To classify reads, Kraken2 is run on the command line or in a submission script using the following syntax:

				
					kraken2 --db $DBNAME reads.fastq

If you are using paired-end reads, you can use the following line:

				
					kraken2 --db $DBNAME --unclassified-out unclassified_raw_reads#.fq --classified-out classified_raw_reads#.fq --paired --report --use-names R1.fq R2.fq

where the options `–unclassified-out` and `–classified-out` send the sequences to their own separate files for further analysis. These options can be used without paired end reads too, and it is highly recommended.
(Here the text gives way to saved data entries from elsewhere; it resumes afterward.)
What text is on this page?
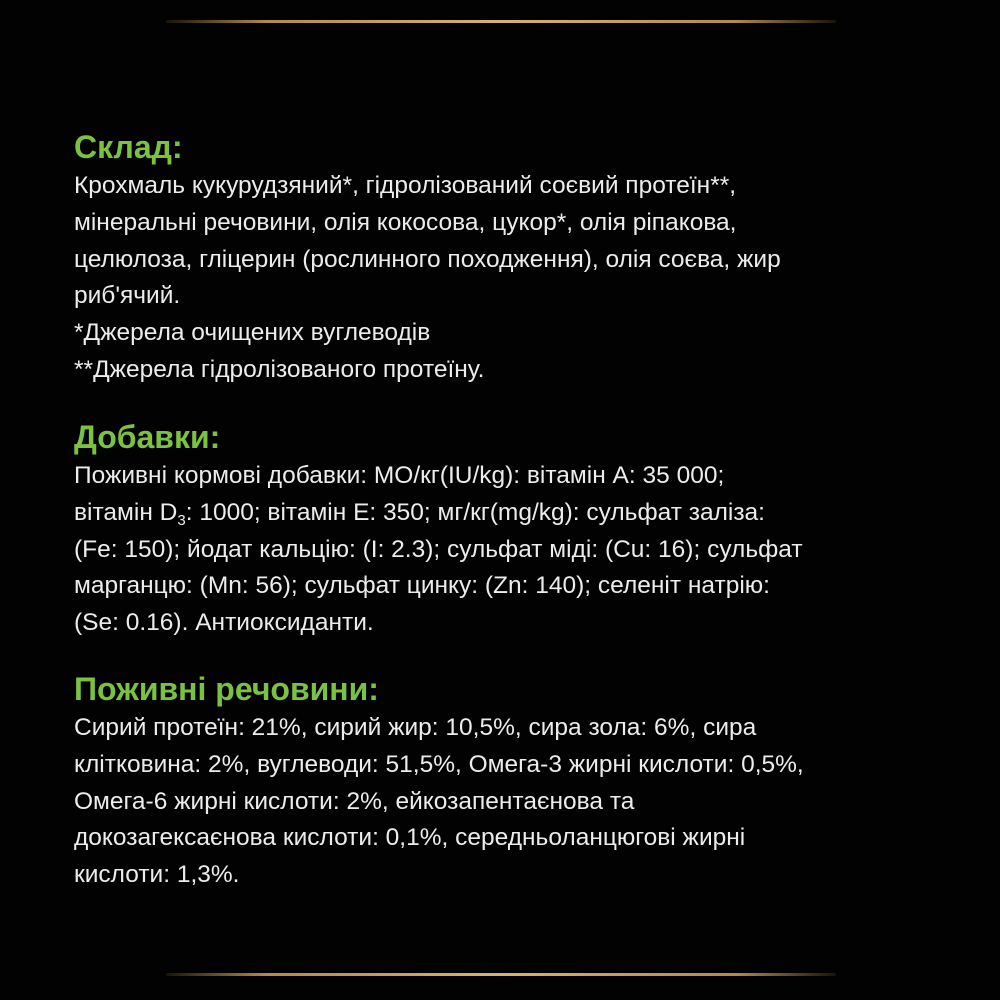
Склад:

Крохмаль кукурудзяний*, гідролізований соєвий протеїн**,
мінеральні речовини, олія кокосова, цукор*, олія ріпакова,
целюлоза, гліцерин (рослинного походження), олія соєва, жир
риб'ячий.
*Джерела очищених вуглеводів
**Джерела гідролізованого протеїну.

Добавки:

Поживні кормові добавки: МО/кг(IU/kg): вітамін А: 35 000;
вітамін $D_3$: 1000; вітамін Е: 350; мг/кг(mg/kg): сульфат заліза:
(Fe: 150); йодат кальцію: (I: 2.3); сульфат міді: (Cu: 16); сульфат
марганцю: (Mn: 56); сульфат цинку: (Zn: 140); селеніт натрію:
(Se: 0.16). Антиоксиданти.

Поживні речовини:

Сирий протеїн: 21%, сирий жир: 10,5%, сира зола: 6%, сира
клітковина: 2%, вуглеводи: 51,5%, Омега-3 жирні кислоти: 0,5%,
Омега-6 жирні кислоти: 2%, ейкозапентаєнова та
докозагексаєнова кислоти: 0,1%, середньоланцюгові жирні
кислоти: 1,3%.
`–use-names` will print scientific names instead of just taxids and `–report` will print a report with aggregate counts/clade to a tab-delimited file, where each row is a taxon. This file is different than the file generated via `–output` option, where each row is a classified or unclassified sequence. The name of the results file can be changed using the `–output` switch in Kraken2. Otherwise, the results will be written to standard output.

In the context of a decontamination approach to this workflow, the “classified” sequences are the contaminants and the “unclassified” sequences are your genome of interest. So, in an ideal world, you want those classified files to be as small as possible, but if they’re not, then at least you know.

Unusual Use Cases:

Kraken2 provides the ease of seamless integration with RefSeq, but BBDuk – a part of the BBTools package offered by the JGI – is also very powerful for a lot of the tasks mentioned above. I highly encourage you to read the BBDuk guide to see just HOW much you’re able to do with this tool.

For this tutorial, we’ll be using it to remove the mitochondrial genome from our raw reads to run the program dnaPipeTE, which requires all non-nuclear and contaminant DNA to be removed beforehand to avoid false hits.

I use BBDuk for this because this form of “decontamination” is not covered in Kraken2’s common use cases and I can be more sure that these sequences are actually removed from my dataset.

The easiest way to do this is to take the unclassified reads generated by Kraken2 and remove the mitochondrial reads by making this file the “ref=” and matching my unclassified reads to it.

				
					bbduk.sh ref=path/to/mito_seq.fasta threads=24 k=31 in=unclassified_raw_reads_1.fq in2=unclassified_raw_reads_2.fq out=good.R1.fq out2=good.R2.fq outm=bad.R1.fq outm2=bad.R2.fq -Xmx900g

‘outm=’ specifies the files where “matched” sequences are stored and all the others are sent to ‘out=’. Because anything that matches with the ref is also, most likely, a mitochondrial sequence, these are the ones I label “bad” and disregard. I move forward with the “good” R1 and R2 files.

Important: as a consequence of this process, you now may have some singletons in your paired-end dataset. You’ll want to remove these and ensure everything is sufficiently “paired” before moving forward with this dataset. A lot of tools exist to facilitate this, such as fastq-pair.

References:

[1] Wood, D. E., Lu, J., & Langmead, B. (2019). Improved metagenomic analysis with Kraken 2. _Genome biology_, _20_, 1-13.